A gigantic cavity two-thirds the area of Manhattan and almost 300 metres tall has been found at the bottom of Thwaites Glacier in Antarctica.
About the size of Florida, the glacier is responsible for approximately 4 per cent of global sea level rise.
It holds enough ice to raise the world oceans a little over 65cm and backstops neighbouring glaciers that would raise sea levels an additional 2.4 metres if all the ice were lost, according to the Daily Mail.
The enormous cavern once held 14 billion tonnes of ice. But, in the course of just three years, it has melted and flowed into the Southern Ocean.

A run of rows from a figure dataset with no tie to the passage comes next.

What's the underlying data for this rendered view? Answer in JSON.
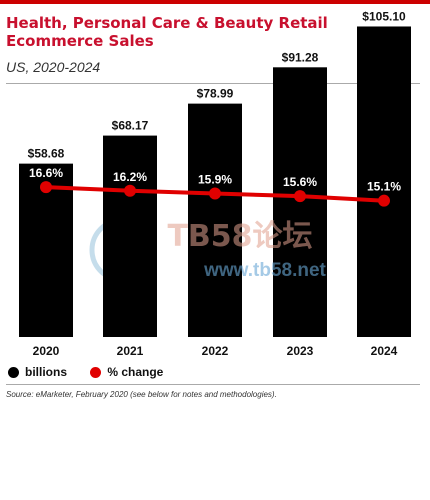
{
  "header": {
    "title": "Health, Personal Care & Beauty Retail Ecommerce Sales",
    "subtitle": "US, 2020-2024"
  },
  "chart_data": {
    "type": "bar",
    "categories": [
      "2020",
      "2021",
      "2022",
      "2023",
      "2024"
    ],
    "series": [
      {
        "name": "billions",
        "kind": "bar",
        "values": [
          58.68,
          68.17,
          78.99,
          91.28,
          105.1
        ],
        "labels": [
          "$58.68",
          "$68.17",
          "$78.99",
          "$91.28",
          "$105.10"
        ],
        "color": "#000000"
      },
      {
        "name": "% change",
        "kind": "line",
        "values": [
          16.6,
          16.2,
          15.9,
          15.6,
          15.1
        ],
        "labels": [
          "16.6%",
          "16.2%",
          "15.9%",
          "15.6%",
          "15.1%"
        ],
        "color": "#e00000"
      }
    ],
    "ylim": [
      0,
      110
    ],
    "ylim_change": [
      0,
      36
    ],
    "grid": false,
    "legend_position": "bottom-left"
  },
  "legend": {
    "bars_label": "billions",
    "line_label": "% change"
  },
  "footer": {
    "source": "Source: eMarketer, February 2020 (see below for notes and methodologies)."
  },
  "watermark": {
    "brand": "TB58论坛",
    "url": "www.tb58.net"
  }
}
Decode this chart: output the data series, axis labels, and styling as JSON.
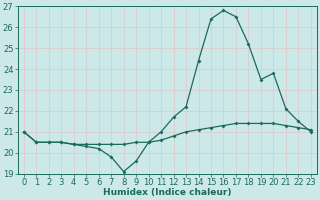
{
  "x": [
    0,
    1,
    2,
    3,
    4,
    5,
    6,
    7,
    8,
    9,
    10,
    11,
    12,
    13,
    14,
    15,
    16,
    17,
    18,
    19,
    20,
    21,
    22,
    23
  ],
  "curve1": [
    21.0,
    20.5,
    20.5,
    20.5,
    20.4,
    20.3,
    20.2,
    19.8,
    19.1,
    19.6,
    20.5,
    21.0,
    21.7,
    22.2,
    24.4,
    26.4,
    26.8,
    26.5,
    25.2,
    23.5,
    23.8,
    22.1,
    21.5,
    21.0
  ],
  "curve2": [
    21.0,
    20.5,
    20.5,
    20.5,
    20.4,
    20.4,
    20.4,
    20.4,
    20.4,
    20.5,
    20.5,
    20.6,
    20.8,
    21.0,
    21.1,
    21.2,
    21.3,
    21.4,
    21.4,
    21.4,
    21.4,
    21.3,
    21.2,
    21.1
  ],
  "line_color": "#1a6b5a",
  "bg_color": "#cce8e8",
  "grid_color": "#e0c8c8",
  "xlabel": "Humidex (Indice chaleur)",
  "xlim": [
    -0.5,
    23.5
  ],
  "ylim": [
    19,
    27
  ],
  "yticks": [
    19,
    20,
    21,
    22,
    23,
    24,
    25,
    26,
    27
  ],
  "xticks": [
    0,
    1,
    2,
    3,
    4,
    5,
    6,
    7,
    8,
    9,
    10,
    11,
    12,
    13,
    14,
    15,
    16,
    17,
    18,
    19,
    20,
    21,
    22,
    23
  ],
  "axis_fontsize": 6.5,
  "tick_fontsize": 6.0,
  "marker_size": 2.0,
  "line_width": 0.9
}
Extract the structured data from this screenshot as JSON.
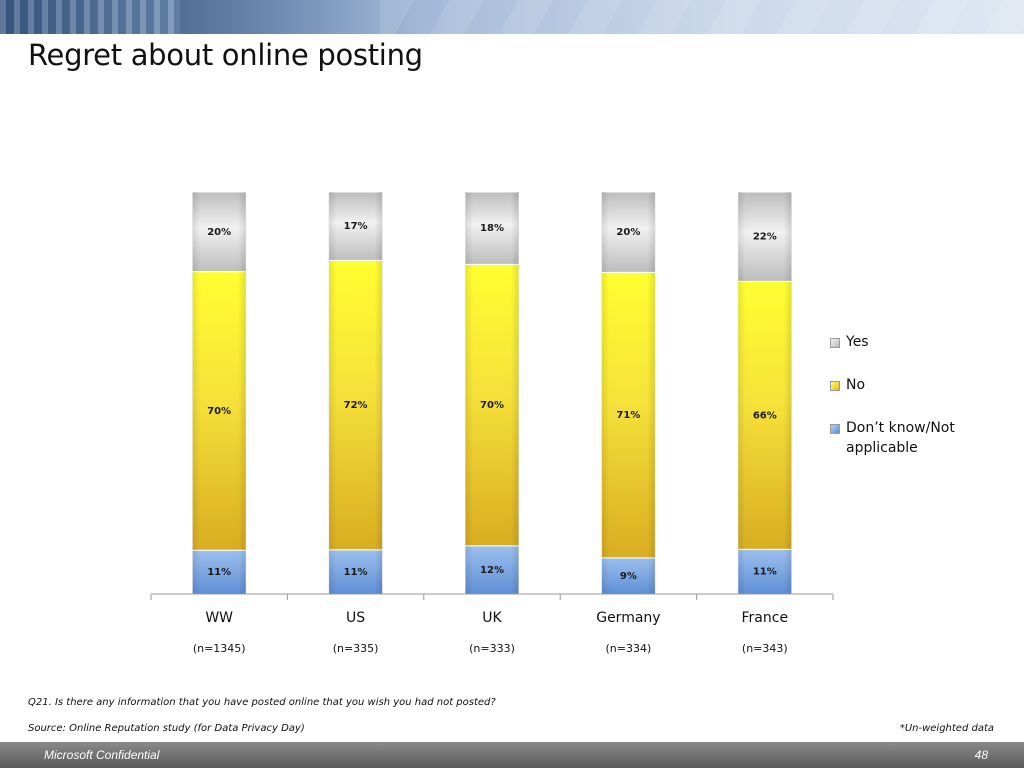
{
  "slide": {
    "title": "Regret about online posting",
    "question": "Q21. Is there any information that you have posted online that you wish you had not posted?",
    "source": "Source: Online Reputation study (for Data Privacy Day)",
    "note": "*Un-weighted data",
    "footer_left": "Microsoft Confidential",
    "page_number": "48"
  },
  "chart_data": {
    "type": "bar",
    "stacked": true,
    "percent_stacked": true,
    "categories": [
      "WW",
      "US",
      "UK",
      "Germany",
      "France"
    ],
    "sample_sizes": [
      "(n=1345)",
      "(n=335)",
      "(n=333)",
      "(n=334)",
      "(n=343)"
    ],
    "series": [
      {
        "name": "Don’t know/Not applicable",
        "values": [
          11,
          11,
          12,
          9,
          11
        ],
        "labels": [
          "11%",
          "11%",
          "12%",
          "9%",
          "11%"
        ],
        "color": "#7fa6dc"
      },
      {
        "name": "No",
        "values": [
          70,
          72,
          70,
          71,
          66
        ],
        "labels": [
          "70%",
          "72%",
          "70%",
          "71%",
          "66%"
        ],
        "color": "#f2d42c"
      },
      {
        "name": "Yes",
        "values": [
          20,
          17,
          18,
          20,
          22
        ],
        "labels": [
          "20%",
          "17%",
          "18%",
          "20%",
          "22%"
        ],
        "color": "#cfcfcf"
      }
    ],
    "legend": {
      "position": "right",
      "order": [
        "Yes",
        "No",
        "Don’t know/Not applicable"
      ],
      "line1": [
        "Yes",
        "No",
        "Don’t know/Not"
      ],
      "line2": [
        "",
        "",
        "applicable"
      ]
    },
    "ylim": [
      0,
      100
    ],
    "grid": false
  }
}
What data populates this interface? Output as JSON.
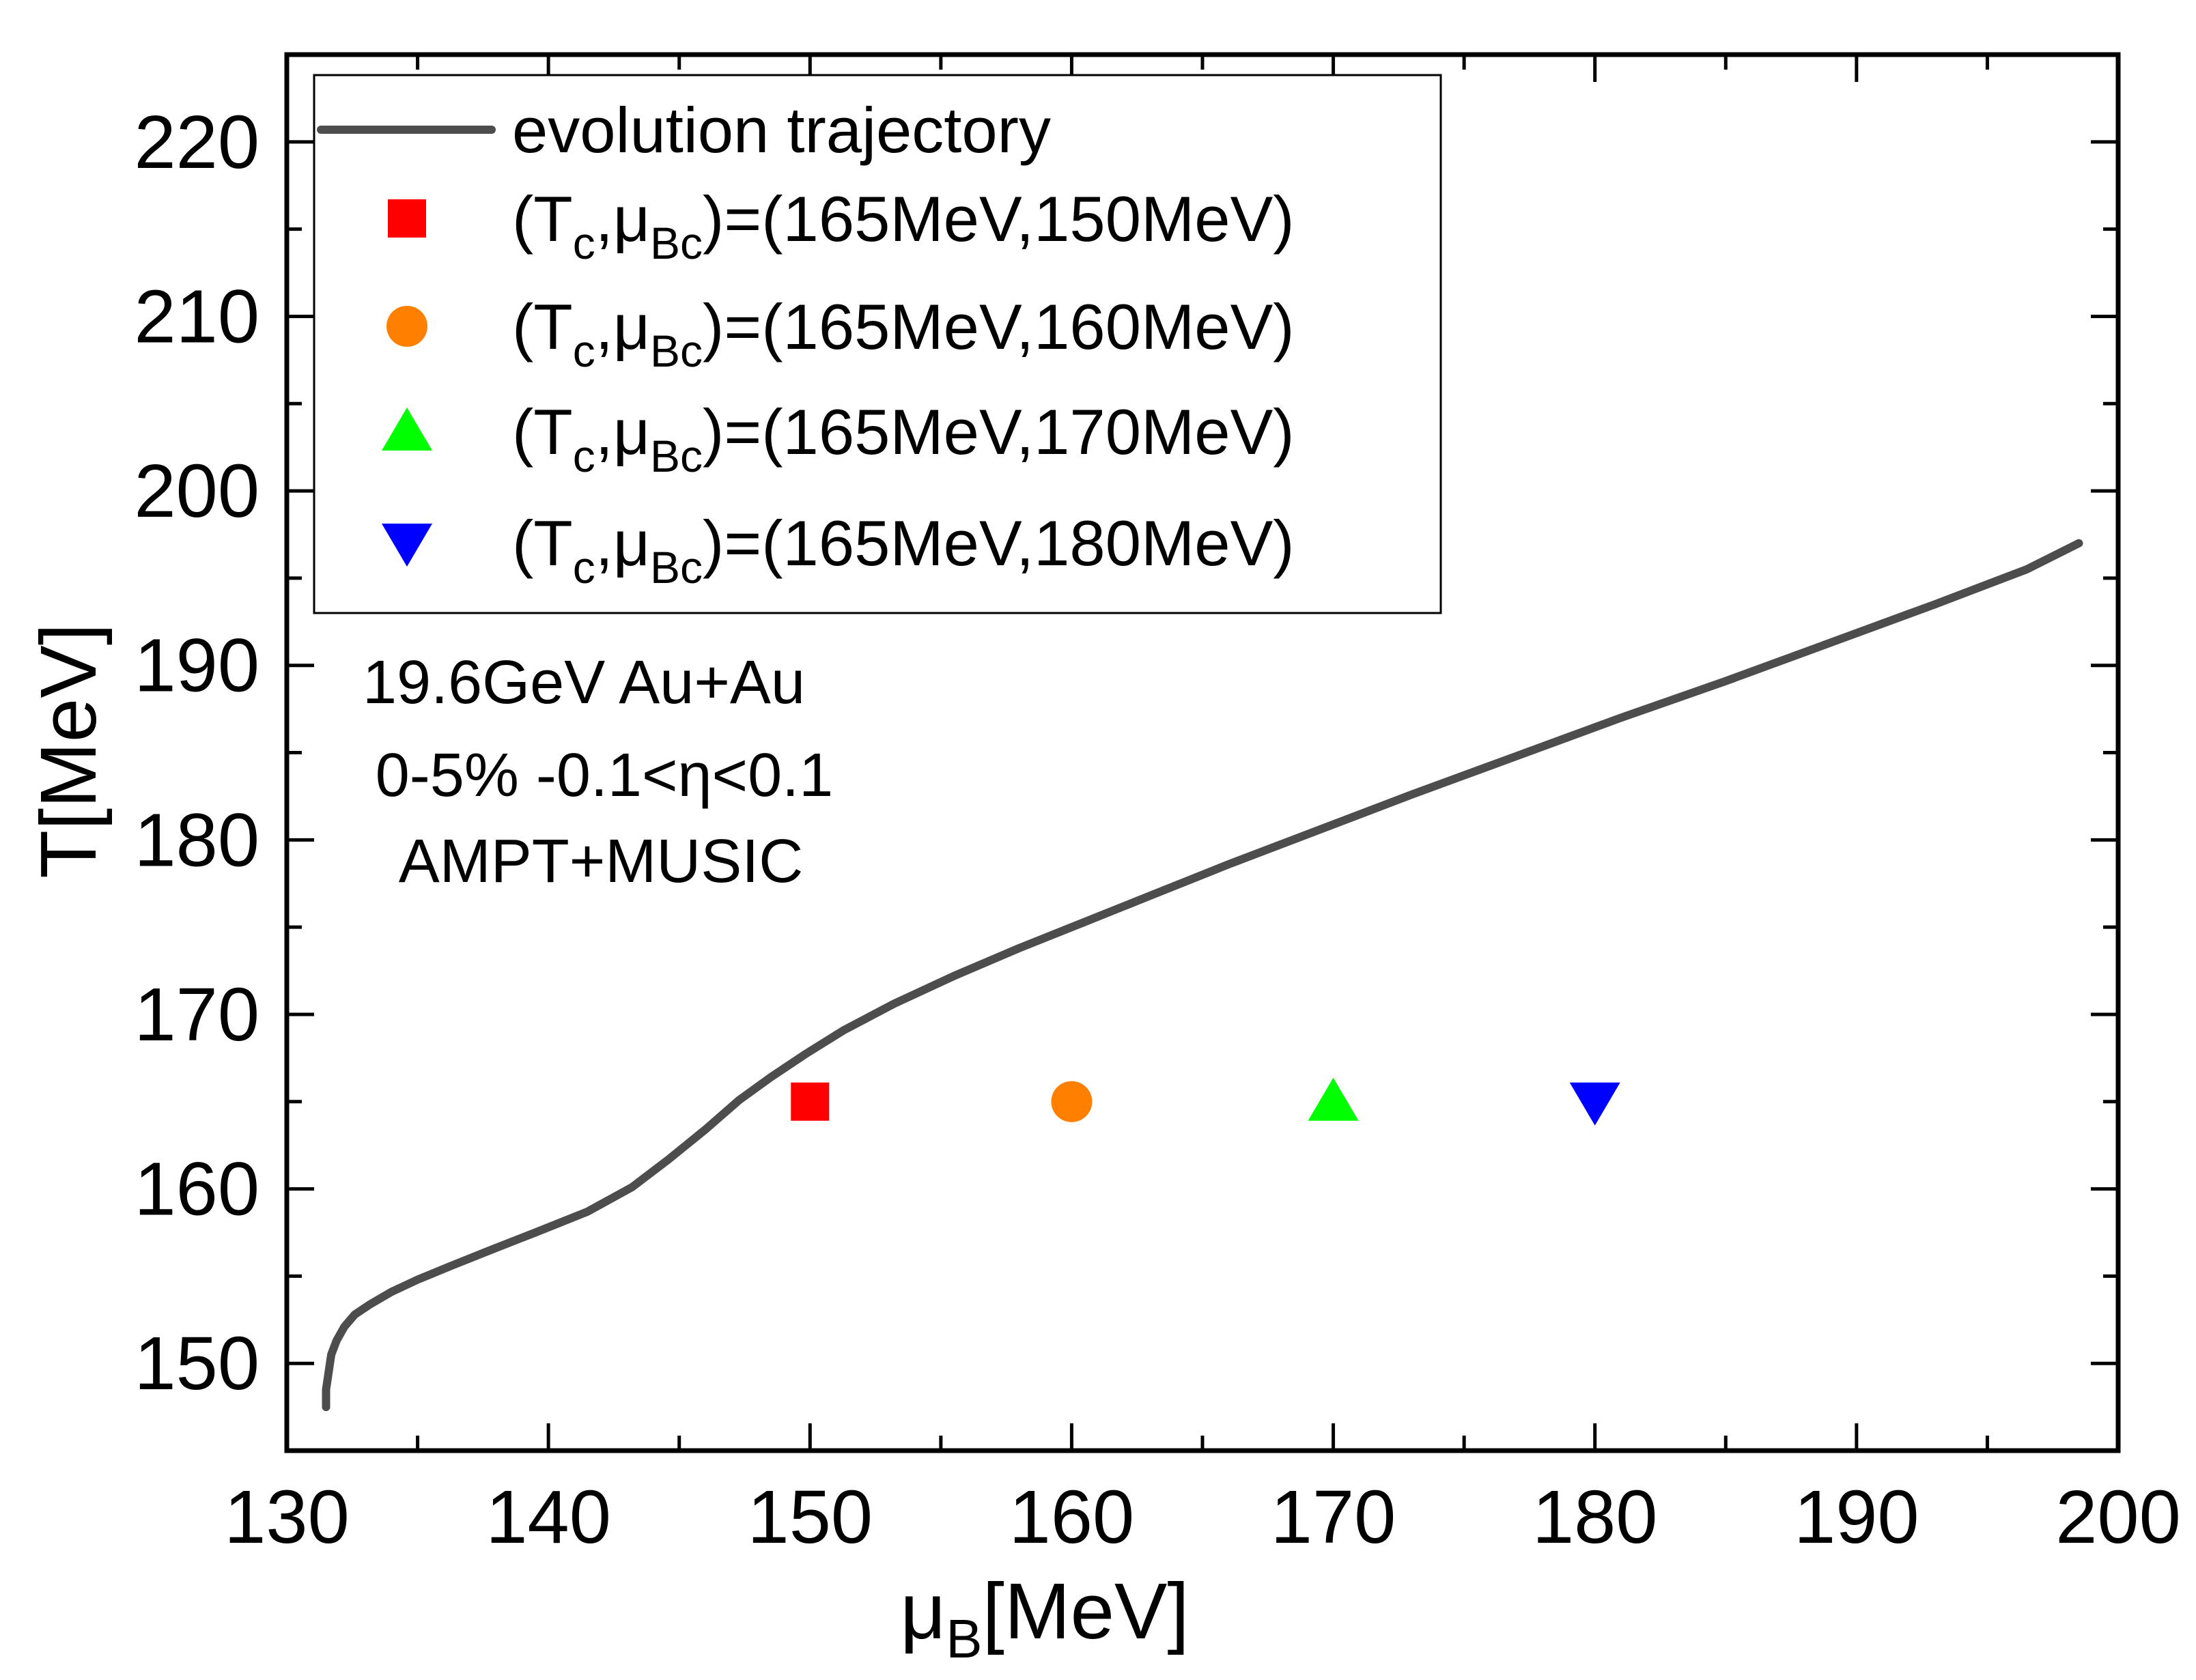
{
  "chart_data": {
    "type": "line",
    "title": "",
    "xlabel_main": "μ",
    "xlabel_sub": "B",
    "xlabel_unit": "[MeV]",
    "ylabel": "T[MeV]",
    "xlim": [
      130,
      200
    ],
    "ylim": [
      145,
      225
    ],
    "x_major_ticks": [
      130,
      140,
      150,
      160,
      170,
      180,
      190,
      200
    ],
    "x_tick_labels": [
      "130",
      "140",
      "150",
      "160",
      "170",
      "180",
      "190",
      "200"
    ],
    "x_minor_ticks": [
      135,
      145,
      155,
      165,
      175,
      185,
      195
    ],
    "y_major_ticks": [
      150,
      160,
      170,
      180,
      190,
      200,
      210,
      220
    ],
    "y_tick_labels": [
      "150",
      "160",
      "170",
      "180",
      "190",
      "200",
      "210",
      "220"
    ],
    "y_minor_ticks": [
      155,
      165,
      175,
      185,
      195,
      205,
      215
    ],
    "grid": false,
    "legend_position": "top-left",
    "series": [
      {
        "name": "evolution trajectory",
        "kind": "line",
        "color": "#4d4d4d",
        "x": [
          131.5,
          131.5,
          131.6,
          131.7,
          131.9,
          132.2,
          132.6,
          133.2,
          134.0,
          135.0,
          136.3,
          137.8,
          139.5,
          141.5,
          143.2,
          144.6,
          146.0,
          147.3,
          148.5,
          149.8,
          151.3,
          153.2,
          155.5,
          158.0,
          160.5,
          163.0,
          166.0,
          169.5,
          173.0,
          177.0,
          181.0,
          185.0,
          189.0,
          193.0,
          196.5,
          198.5
        ],
        "y": [
          147.5,
          148.5,
          149.5,
          150.5,
          151.3,
          152.1,
          152.8,
          153.4,
          154.1,
          154.8,
          155.6,
          156.5,
          157.5,
          158.7,
          160.1,
          161.7,
          163.4,
          165.1,
          166.4,
          167.7,
          169.1,
          170.6,
          172.2,
          173.8,
          175.3,
          176.8,
          178.6,
          180.6,
          182.6,
          184.8,
          187.0,
          189.1,
          191.3,
          193.5,
          195.5,
          197.0
        ]
      },
      {
        "name": "(Tc,μBc)=(165MeV,150MeV)",
        "kind": "marker",
        "marker": "square",
        "color": "#ff0000",
        "x": [
          150
        ],
        "y": [
          165
        ]
      },
      {
        "name": "(Tc,μBc)=(165MeV,160MeV)",
        "kind": "marker",
        "marker": "circle",
        "color": "#ff8000",
        "x": [
          160
        ],
        "y": [
          165
        ]
      },
      {
        "name": "(Tc,μBc)=(165MeV,170MeV)",
        "kind": "marker",
        "marker": "triangle-up",
        "color": "#00ff00",
        "x": [
          170
        ],
        "y": [
          165
        ]
      },
      {
        "name": "(Tc,μBc)=(165MeV,180MeV)",
        "kind": "marker",
        "marker": "triangle-down",
        "color": "#0000ff",
        "x": [
          180
        ],
        "y": [
          165
        ]
      }
    ],
    "legend": [
      {
        "kind": "line",
        "color": "#4d4d4d",
        "text": "evolution trajectory"
      },
      {
        "kind": "marker",
        "marker": "square",
        "color": "#ff0000",
        "pre": "(T",
        "sub1": "c",
        "mid": ",μ",
        "sub2": "Bc",
        "post": ")=(165MeV,150MeV)"
      },
      {
        "kind": "marker",
        "marker": "circle",
        "color": "#ff8000",
        "pre": "(T",
        "sub1": "c",
        "mid": ",μ",
        "sub2": "Bc",
        "post": ")=(165MeV,160MeV)"
      },
      {
        "kind": "marker",
        "marker": "triangle-up",
        "color": "#00ff00",
        "pre": "(T",
        "sub1": "c",
        "mid": ",μ",
        "sub2": "Bc",
        "post": ")=(165MeV,170MeV)"
      },
      {
        "kind": "marker",
        "marker": "triangle-down",
        "color": "#0000ff",
        "pre": "(T",
        "sub1": "c",
        "mid": ",μ",
        "sub2": "Bc",
        "post": ")=(165MeV,180MeV)"
      }
    ],
    "annotations": [
      "19.6GeV Au+Au",
      "0-5% -0.1<η<0.1",
      "AMPT+MUSIC"
    ]
  }
}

According to a study by NASA, the void was caused by newly discovered “fingers” of warm water flowing into cracks in the glacier caused by mounting climate change. This water then pooled between the ice and rock, eroding away the glacier above.
“As more heat and water get under the glacier, it melts faster,” study lead author and NASA scientist Pietro Milillo said.
And the subsurface ice erosion has disturbing implications.
Not only is more ice melting than previously detected, it shows the 160km wide Thwaites Glacier is not as firmly fixed to the surface of the Antarctic continent as believed.
This means the mass of ice — about the size of Florida — can break up and slip into the sea, much faster than projected.
Worse, Thwaites Glacier acts as a kind of “door stop”, preventing adjoining glaciers from sliding towards the sea.